Ces paroles sont écrites, au milieu du plus terrible orage, celui dont les Confessions sont le souvenir et l’écho. Tolstoï a été plus d’une fois rejeté sur le sol, les ailes fracassées. Et toujours il s’obstine. Il repart. Le voici qui plane dans « le ciel immense et profond », avec ses deux grandes ailes, dont l’une est la raison et l’autre est la foi. Mais il n’y trouve pas le calme qu’il cherchait. Le ciel n’est pas en dehors de nous. Le ciel est en nous. Tolstoï y souffle ses tempêtes de passions. Par là il se distingue des apôtres qui renoncent : il met à son renoncement la même ardeur qu’il mettait à vivre. Et c’est toujours la vie qu’il étreint, avec une violence d’amoureux. Il est « fou de la vie ». Il est

  1. Journal, à la date du 28 octobre 1879 (trad. Bienstock. Voir Vie et Œuvre), — Voici le passage entier, qui est des plus beaux :

    « Il y a dans ce monde des gens lourds, sans ailes. Ils s’agitent, en bas. Parmi eux, il y a des forts : Napoléon.

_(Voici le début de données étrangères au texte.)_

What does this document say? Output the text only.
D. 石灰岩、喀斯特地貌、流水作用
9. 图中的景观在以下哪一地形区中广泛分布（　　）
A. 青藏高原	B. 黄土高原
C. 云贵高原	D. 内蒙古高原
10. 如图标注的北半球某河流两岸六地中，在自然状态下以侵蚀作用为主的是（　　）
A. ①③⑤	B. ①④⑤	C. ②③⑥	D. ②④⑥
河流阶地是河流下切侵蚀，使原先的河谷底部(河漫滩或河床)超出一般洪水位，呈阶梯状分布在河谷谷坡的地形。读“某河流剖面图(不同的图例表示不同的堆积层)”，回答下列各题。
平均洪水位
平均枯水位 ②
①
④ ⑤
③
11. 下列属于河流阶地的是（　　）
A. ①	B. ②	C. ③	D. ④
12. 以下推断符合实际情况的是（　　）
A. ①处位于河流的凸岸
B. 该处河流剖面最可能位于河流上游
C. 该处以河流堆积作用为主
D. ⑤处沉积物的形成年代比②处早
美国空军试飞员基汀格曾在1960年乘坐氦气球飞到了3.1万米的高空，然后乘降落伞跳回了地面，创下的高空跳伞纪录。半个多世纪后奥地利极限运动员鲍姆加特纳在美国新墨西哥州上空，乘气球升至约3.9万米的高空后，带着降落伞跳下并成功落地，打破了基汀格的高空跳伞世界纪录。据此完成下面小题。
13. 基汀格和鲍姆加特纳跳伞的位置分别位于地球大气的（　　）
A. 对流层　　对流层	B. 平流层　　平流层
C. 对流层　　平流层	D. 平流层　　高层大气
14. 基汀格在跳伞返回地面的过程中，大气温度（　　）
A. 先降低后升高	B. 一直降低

Ils laissent des traces terribles parmi les hommes, sèment la discorde, mais rasent toujours la terre. — Il y a des hommes qui se laissent pousser des ailes, s’élancent lentement et planent : les moines. — Il y a des hommes légers qui se soulèvent facilement et retombent : les bons idéalistes. — Il y a des hommes aux ailes puissantes… — Il y a des hommes célestes, qui, par amour des hommes, descendent sur la terre en repliant leurs ailes, et apprennent aux autres à voler. Puis, quand ils ne sont plus nécessaires, ils remontent : Christ. »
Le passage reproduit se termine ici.